The infrared camera can be used as an authentication method with howdyAUR.

Warning: As mentioned in the Howdy documentation, "DO NOT USE HOWDY AS THE SOLE AUTHENTICATION METHOD FOR YOUR SYSTEM."[1]

The configuration file is located at /lib/security/howdy/config.ini. The device should be configured like this: device_path = /dev/video2.

Note: After installing howdy, you should tweak the configuration file to find the settings that work best for you. I personally found much better results by increasing dark_threshold all the way to 80 or 90. Please read the configuration file carefully.

Ambient light sensor

Install iio-sensor-proxy to enable automatic brightness in Gnome.

Virtualization

Virtualbox EFI guests VM are currently not working on this hardware. See https://www.virtualbox.org/ticket/20090 and https://forums.virtualbox.org/viewtopic.php?f=7&t=100940.

Known Issues

Random Hangs on i915 with kernel

Occasionally the laptop would hang when running the i915 linux driver. This would result in an occasional visual delay to keyboard inputs and would make the system appear to be crashing.

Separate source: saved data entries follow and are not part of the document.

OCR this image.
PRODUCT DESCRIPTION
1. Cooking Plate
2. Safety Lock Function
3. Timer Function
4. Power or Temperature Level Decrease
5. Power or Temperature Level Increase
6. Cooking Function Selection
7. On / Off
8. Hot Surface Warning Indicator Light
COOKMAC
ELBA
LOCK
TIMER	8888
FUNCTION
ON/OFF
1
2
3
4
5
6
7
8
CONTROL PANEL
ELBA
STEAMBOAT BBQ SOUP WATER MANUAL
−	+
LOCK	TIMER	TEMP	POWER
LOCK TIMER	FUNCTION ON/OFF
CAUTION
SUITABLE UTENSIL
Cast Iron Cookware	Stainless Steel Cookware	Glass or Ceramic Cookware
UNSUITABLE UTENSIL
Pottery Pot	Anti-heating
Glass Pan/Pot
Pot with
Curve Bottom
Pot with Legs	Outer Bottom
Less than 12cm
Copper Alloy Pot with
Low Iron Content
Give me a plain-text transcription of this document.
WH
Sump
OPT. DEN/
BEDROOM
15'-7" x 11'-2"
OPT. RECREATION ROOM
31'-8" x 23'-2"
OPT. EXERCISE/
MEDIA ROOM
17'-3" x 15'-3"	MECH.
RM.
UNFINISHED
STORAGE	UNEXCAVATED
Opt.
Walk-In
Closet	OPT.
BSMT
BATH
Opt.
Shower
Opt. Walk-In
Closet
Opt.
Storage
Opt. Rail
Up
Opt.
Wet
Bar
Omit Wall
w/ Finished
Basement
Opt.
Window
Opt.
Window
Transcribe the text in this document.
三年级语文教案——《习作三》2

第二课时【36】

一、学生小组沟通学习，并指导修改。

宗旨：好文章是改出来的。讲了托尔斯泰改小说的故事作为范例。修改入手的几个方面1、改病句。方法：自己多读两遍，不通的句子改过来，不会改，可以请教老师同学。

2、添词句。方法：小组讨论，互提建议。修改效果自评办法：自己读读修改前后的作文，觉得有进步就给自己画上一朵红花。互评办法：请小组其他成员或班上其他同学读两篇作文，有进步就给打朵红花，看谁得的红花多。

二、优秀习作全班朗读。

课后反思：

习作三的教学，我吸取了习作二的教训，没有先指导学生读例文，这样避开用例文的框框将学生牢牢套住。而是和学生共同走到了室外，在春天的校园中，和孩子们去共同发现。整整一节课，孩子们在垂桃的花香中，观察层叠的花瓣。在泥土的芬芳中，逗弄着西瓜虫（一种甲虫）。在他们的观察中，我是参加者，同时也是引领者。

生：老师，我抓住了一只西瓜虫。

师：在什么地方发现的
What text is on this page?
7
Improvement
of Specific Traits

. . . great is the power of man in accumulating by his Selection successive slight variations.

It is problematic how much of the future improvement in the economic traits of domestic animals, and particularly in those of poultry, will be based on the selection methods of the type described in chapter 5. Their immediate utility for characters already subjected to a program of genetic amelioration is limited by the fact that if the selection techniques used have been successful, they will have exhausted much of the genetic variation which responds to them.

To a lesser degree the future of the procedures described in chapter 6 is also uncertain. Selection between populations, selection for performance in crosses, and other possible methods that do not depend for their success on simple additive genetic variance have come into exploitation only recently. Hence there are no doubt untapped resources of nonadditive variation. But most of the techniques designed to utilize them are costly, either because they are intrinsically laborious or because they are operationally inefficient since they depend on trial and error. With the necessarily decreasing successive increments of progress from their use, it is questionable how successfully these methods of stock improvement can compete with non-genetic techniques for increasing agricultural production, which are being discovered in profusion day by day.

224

The bug report for this issue can be found here: https://gitlab.freedesktop.org/drm/intel/-/issues/3496

This issue is at least partly known in windows where the solution is to turn off panel self refresh. The equivalent in linux is to set panel self refresh to off in the kernel parameters: i915.enable_psr=0. For some users, i915.enable_fbc=1 has also been required to prevent system freeze.

Reportedly, the issue of tiny lags has been fixed with kernel 5.14 but not system hangs.